Ionic Transport Regimes for Nanoscale Transport towards the Development of Low Energy Water Desalination Membranes

New materials, methods, and membranes are being developed for applications in water purification. One of the model systems that can be used for fundamental studies in nanoscale transport phenomena for new membrane technologies are nanocapillary array membranes (NCAMs). Toward developing more efficient membranes for water desalination, parameters such as the concentration polarization region which are influenced by the unstirred layers, surface properties (e.g., surface charge and surface energy) of the nanocapillaries, and the electric double layer (EDL) which mediates transport across NCAMs must be better understood.
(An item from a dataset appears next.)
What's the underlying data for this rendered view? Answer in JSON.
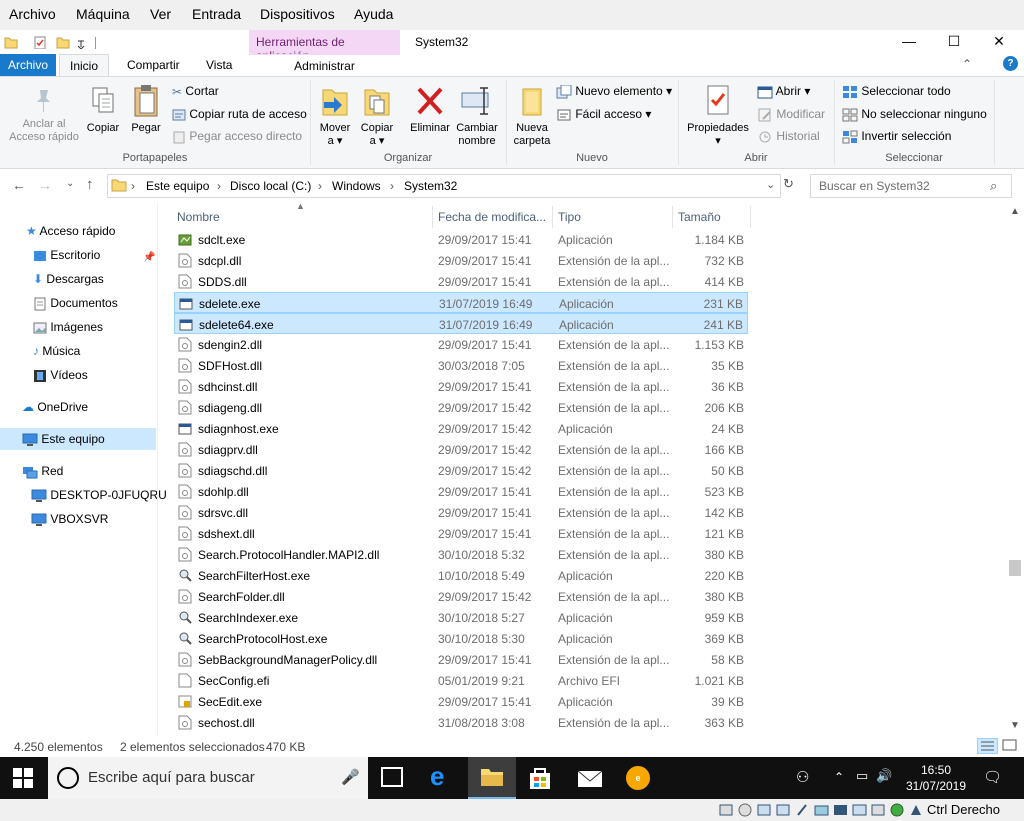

In this paper, a series of parametric experiments that were conducted to better understand the relative importance of unstirred layers with respect to the transport across nanocapillaries are described. Bulk salt concentration and potential drop across the NCAMs, were varied in a systematic manner to determine the influence EDL thickness and electromigration on transport regimes for ionic permeation across NCAMs. Based on previously developed methodologies, the experiments reported here were conducted in a permeation cell with an NCAM separating two reservoirs containing potassium phosphate buffer with a concentration range from 200 µM-10 mM. Methylene blue (MB) is used as an organic marker and the transport is quantified by tracking MB concentration in each reservoir with UV/VIS spectroscopy.